This section is from the book "The Manufacture Of Boots And Shoes: Being A Modern Treatise Of All The Processes Of Making And Manufacturing Footgear", by F. Y. Golding. Also available from Amazon: The Manufacture Of Boots And Shoes.
The many sorts of feet that are met with are due to a number of causes, such as habits, climate, occupation, locality, etc., and it is the combination of these in different degrees that give so many distinctions in profile, sole-area, and disposition of measurement (see Figs. 39, 40, 41, and 42).
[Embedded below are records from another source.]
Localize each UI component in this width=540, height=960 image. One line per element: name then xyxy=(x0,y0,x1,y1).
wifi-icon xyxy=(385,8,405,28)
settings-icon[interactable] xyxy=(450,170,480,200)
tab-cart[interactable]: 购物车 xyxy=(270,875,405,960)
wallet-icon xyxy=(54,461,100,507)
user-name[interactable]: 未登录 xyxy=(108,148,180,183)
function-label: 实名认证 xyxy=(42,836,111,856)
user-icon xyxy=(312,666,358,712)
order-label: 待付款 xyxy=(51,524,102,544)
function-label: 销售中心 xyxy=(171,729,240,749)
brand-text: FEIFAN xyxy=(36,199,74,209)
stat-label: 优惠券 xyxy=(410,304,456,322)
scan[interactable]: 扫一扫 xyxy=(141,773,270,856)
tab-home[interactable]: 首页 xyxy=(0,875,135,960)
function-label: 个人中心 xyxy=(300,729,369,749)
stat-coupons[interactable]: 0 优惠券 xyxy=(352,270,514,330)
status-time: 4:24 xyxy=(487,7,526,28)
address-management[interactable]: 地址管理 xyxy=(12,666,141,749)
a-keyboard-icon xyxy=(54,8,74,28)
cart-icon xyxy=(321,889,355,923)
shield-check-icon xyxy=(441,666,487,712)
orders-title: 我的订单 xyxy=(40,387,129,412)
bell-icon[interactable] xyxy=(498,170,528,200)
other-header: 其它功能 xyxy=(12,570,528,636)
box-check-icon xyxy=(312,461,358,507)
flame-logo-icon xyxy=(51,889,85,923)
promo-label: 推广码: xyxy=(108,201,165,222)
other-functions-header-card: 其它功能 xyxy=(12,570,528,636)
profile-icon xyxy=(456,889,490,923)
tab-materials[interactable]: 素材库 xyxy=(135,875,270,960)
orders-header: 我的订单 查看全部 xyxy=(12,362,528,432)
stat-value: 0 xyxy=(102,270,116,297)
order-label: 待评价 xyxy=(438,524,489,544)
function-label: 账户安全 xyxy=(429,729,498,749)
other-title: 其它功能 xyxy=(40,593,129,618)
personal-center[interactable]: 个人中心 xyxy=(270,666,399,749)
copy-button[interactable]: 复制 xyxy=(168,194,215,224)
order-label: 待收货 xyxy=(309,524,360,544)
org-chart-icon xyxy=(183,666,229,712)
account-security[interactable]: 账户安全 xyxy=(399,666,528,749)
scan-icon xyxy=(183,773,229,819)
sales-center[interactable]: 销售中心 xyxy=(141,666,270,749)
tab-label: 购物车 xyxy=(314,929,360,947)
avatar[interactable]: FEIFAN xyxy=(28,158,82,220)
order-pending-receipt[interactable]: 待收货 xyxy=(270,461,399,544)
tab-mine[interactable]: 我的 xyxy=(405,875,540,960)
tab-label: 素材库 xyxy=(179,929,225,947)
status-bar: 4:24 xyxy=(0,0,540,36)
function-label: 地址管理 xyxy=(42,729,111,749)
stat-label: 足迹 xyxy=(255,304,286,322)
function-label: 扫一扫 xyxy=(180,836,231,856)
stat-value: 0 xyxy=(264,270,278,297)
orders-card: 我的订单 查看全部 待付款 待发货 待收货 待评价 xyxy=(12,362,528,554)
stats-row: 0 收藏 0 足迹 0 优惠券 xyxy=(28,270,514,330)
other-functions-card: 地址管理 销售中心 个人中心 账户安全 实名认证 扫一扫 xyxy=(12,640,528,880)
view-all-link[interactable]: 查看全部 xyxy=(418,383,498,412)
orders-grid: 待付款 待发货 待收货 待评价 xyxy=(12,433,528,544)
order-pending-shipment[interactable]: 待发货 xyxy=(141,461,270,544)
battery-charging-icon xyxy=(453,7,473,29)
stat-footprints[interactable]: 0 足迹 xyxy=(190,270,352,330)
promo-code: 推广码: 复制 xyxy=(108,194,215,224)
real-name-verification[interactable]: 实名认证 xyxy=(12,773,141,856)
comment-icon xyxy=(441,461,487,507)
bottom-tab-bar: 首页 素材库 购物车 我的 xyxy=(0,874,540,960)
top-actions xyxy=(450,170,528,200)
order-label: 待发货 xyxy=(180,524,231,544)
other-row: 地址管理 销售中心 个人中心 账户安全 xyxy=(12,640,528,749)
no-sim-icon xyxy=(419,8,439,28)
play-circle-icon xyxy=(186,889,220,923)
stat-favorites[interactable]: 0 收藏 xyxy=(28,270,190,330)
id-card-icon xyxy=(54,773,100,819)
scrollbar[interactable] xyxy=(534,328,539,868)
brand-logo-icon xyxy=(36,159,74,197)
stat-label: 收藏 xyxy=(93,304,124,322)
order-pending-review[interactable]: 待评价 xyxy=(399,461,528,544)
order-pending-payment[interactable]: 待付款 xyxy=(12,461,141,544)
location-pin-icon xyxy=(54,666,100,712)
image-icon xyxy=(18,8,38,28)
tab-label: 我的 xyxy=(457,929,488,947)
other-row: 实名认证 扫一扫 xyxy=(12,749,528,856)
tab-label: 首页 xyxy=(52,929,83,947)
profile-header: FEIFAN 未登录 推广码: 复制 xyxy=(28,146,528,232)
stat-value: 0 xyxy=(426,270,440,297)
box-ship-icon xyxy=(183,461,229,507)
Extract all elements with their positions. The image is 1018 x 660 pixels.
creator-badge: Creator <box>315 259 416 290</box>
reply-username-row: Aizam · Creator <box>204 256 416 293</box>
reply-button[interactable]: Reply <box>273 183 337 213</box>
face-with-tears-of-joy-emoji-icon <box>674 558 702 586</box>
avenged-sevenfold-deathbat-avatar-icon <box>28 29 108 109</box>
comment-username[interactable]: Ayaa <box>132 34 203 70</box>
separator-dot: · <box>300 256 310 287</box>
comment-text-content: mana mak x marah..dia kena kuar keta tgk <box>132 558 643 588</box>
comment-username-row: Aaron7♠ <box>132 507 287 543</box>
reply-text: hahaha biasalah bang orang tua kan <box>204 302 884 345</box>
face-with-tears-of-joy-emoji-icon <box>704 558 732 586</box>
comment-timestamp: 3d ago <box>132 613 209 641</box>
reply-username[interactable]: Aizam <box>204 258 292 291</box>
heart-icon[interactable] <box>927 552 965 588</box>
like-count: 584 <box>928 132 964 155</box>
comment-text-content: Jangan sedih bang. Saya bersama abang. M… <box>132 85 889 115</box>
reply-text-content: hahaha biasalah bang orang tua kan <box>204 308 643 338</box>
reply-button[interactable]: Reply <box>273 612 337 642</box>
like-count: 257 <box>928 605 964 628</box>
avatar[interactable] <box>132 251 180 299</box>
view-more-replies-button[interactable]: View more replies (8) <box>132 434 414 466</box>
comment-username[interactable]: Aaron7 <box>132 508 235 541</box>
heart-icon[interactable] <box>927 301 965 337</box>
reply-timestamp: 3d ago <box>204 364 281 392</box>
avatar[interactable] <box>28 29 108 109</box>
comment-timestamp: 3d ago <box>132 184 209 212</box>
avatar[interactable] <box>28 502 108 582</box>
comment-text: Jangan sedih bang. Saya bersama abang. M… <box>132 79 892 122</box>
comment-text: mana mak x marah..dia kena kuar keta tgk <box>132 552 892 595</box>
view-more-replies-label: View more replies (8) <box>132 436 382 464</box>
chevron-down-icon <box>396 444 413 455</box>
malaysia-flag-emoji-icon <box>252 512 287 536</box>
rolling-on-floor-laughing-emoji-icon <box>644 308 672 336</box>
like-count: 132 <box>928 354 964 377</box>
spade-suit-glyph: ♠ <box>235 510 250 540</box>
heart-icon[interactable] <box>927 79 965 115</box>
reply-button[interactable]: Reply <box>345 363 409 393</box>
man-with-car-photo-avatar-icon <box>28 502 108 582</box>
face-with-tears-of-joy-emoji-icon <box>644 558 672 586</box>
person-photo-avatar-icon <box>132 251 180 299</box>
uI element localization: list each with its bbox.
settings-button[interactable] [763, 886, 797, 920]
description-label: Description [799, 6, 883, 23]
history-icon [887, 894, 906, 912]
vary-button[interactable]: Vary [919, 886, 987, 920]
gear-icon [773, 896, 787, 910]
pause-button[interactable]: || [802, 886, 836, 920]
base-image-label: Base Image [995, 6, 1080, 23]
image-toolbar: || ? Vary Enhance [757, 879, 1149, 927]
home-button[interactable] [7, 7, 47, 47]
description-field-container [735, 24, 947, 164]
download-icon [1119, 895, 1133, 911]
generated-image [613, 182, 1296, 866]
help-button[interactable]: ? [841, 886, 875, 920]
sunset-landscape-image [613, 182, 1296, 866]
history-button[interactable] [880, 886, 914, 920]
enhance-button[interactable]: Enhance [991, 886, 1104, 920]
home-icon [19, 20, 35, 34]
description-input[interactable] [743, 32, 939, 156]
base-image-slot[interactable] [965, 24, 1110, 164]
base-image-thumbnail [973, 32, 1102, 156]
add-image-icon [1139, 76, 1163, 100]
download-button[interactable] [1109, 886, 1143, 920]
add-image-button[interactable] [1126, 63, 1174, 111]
As a general rule, the foot has characteristics in common with the body to which it is connected. A person with a form of moderate plumpness, a fondness of exercise and activity, and a good circulation, possesses feet that are well developed and symmetrical. The heel is round and fairly prominent, and the arch of the waist is duly developed, although there are no special bony prominences. On the other hand, a person with a body of general roundness, but with soft tissues and muscles, flabby flesh, a languid blood circulation, and dilatory in action, has feet that are short, full in fitting, soft and flabby flesh, with a slight arch. Another variety of person has a strong bony frame, with strong firm muscles, prominent bones and features, and flesh that is hard and firm. The feet of this type of person are usually long, bony, arched, with a well-developed big toe joint, the heel-measurement large in proportion, and the instep-girth not large in relation to the other portions of the foot. It is a foot that is prevalent among the Scotch. The feet of the person who is delicately shaped, with a small frame and thin small tapering muscles, are usually thin and finely shaped, giving evidence of sprightliness. This form of foot, if found with a weakly constitution, is liable to a tendency to flat foot, which if neglected becomes very painful.